By Gregory Meyer in New York

corn fell 1.4 per cent to $7.71 a bushel

The US has confirmed that grain consumers are recoiling in the face of soaring prices, suggesting a blistering rally in food commodities may start to level off.

Livestock and poultry farmers cut feed corn consumption by 8 per cent to 4.4bn bushels in the crop year ended August 31, the US Department of Agriculture said in a monthly estimate on Wednesday. The sum was 150m bushels less than its previous estimate.

Prices of corn and soyabeans, the main components of animal feed, broke records this summer as the worst drought in half a century wilted fields. The rally has rattled agricultural commodities markets, prompting worries about a food crisis in poor nations.

On Wednesday the USDA reiterated its downbeat outlook for both crops, estimating a corn harvest of 10.73bn bushels, down 13 per cent from a year ago, and a soyabean crop of 2.63bn bushels, down 14 per cent on year.

But high prices are taking a toll. The department said domestic corn demand would fall 790m bushels from the last crop year, led by declines in the ethanol and feed industries, while exports would drop 290m bushels.

“Demand destruction is in full force,” said Chris Narayanan, head of agricultural commodities research at Société Générale.

Darrel Good, a University of Illinois economist, wrote that “the slowing pace of consumption suggests that corn prices have likely peaked” unless a pending September 28 report on grain stocks contained surprises.

Sanderson Farms, a chicken producer, recently told analysts it planned to operate at 6 per cent below capacity “until market conditions improve”.


CBOT September corn fell 1.4 per cent to $7.71 a bushel, while CBOT September wheat, which is for delivery of the already-harvested soft red winter crop, rose 0.8 per cent to $8.67 a bushel.

CBOT September soyabeans added 2.6 per cent to $17.40¾ a bushel as the USDA’s crop production forecast fell short of expectations.

“You are seeing an opposite pull on the market as you look at the impact of these reports,” said Chad Hart, agricultural economist at Iowa State University.

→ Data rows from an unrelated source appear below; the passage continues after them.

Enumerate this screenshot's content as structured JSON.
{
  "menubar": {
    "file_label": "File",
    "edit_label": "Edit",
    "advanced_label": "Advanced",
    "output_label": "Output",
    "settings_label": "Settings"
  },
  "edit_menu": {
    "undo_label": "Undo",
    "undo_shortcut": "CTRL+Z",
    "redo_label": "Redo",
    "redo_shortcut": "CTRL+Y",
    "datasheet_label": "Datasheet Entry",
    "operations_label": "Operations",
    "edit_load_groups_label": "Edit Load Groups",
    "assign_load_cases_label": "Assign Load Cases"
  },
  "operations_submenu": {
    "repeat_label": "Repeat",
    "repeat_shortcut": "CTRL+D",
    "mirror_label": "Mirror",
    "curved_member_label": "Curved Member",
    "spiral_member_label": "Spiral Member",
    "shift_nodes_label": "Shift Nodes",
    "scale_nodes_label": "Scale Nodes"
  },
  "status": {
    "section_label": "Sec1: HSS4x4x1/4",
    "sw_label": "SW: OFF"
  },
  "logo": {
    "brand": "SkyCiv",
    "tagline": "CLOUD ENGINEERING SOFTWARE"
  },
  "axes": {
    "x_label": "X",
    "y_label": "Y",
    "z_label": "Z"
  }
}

US farmers have been reaping corn at a record pace, with some of the 15 per cent that is harvested fed to animals already. As a result the USDA increased its estimate of demand for the new corn crop by 75m bushels.

Meanwhile, the agency also lowered its global wheat production outlook by 4.1m tonnes to 658.73m as drought and heat hurt crops in Russia and Kazakhstan.

“Black Sea countries’ exportable supplies have tightened dramatically as a result of production related shortfalls and export constraints in Ukraine,” the department’s foreign agricultural service said in a circular.